İblis karanlık oda da oturmuş Destan ve Gri Akrebin konuşmasını dinliyordu. İblis Destan'ın yeni ustası hakkında bilgi sahibi olmak istiyordu ancak bu adam beklediğinden daha iyi çıkmıştı. İblisin varlığı sadece Destan tarafından biliniyordu ancak bu adam iblisin bulunduğu yere kadar her şeyi biliyordu. İblis adamın karanlık odadan bahsettiğini duyunca şok olmuştu. Hemen Destan'a seslendi.

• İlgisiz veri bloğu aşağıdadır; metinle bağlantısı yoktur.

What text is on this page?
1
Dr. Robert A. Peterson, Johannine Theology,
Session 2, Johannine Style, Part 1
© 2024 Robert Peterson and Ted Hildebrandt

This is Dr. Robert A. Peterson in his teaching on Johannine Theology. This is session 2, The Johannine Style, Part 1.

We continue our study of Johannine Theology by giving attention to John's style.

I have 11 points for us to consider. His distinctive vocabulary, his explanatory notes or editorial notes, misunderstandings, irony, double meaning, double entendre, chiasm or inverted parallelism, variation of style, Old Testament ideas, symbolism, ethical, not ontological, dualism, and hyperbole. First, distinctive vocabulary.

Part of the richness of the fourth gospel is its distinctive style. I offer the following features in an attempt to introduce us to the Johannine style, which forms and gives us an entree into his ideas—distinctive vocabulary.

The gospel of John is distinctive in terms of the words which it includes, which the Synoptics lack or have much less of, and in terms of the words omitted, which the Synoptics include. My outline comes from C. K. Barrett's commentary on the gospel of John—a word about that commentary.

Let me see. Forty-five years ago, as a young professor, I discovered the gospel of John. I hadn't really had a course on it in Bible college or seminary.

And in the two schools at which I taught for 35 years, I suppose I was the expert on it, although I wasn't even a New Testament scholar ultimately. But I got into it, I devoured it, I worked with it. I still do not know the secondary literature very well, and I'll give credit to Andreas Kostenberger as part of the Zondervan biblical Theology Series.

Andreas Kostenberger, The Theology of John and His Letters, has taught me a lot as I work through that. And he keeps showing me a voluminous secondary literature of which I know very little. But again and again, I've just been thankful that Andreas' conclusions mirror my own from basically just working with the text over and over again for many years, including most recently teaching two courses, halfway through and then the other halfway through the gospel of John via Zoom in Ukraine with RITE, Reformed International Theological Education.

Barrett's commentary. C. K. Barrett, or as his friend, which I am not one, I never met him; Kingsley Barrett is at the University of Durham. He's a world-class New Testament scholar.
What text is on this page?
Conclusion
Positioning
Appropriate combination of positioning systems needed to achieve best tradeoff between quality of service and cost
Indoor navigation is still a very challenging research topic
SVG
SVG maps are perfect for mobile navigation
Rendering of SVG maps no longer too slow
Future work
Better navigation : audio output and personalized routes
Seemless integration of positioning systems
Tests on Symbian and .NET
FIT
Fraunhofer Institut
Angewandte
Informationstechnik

"Varlığımı nereden biliyor! Destan dikkatli ol eğer seni öldürme gibi bir düşüncesi varsa uzun yaşayamayız."

Destan da iblis kadar şaşkındı. Bu adam onun içindeki iblisi bile biliyordu. Adamın yüzündeki sinsi gülümseme giderek büyüdü. Destan bu gülümsemeden epey rahatsız olmuştu. Adam alaycı bir tonla konuşmaya başladı.

"Sakin ol iblis seni öldürmek isteseydim Samar'a ulaşamamış olurdun."

İblis bir şok daha yaşadı. Bu adam Destan ile olan konuşmasını duymuştu. İblis yaşamında bu adam gibi birisini hiç görmemişti.  Destan da iblisle neredeyse aynı duyguları yaşıyordu. Karşısındaki bu adam normal birisi değildi. 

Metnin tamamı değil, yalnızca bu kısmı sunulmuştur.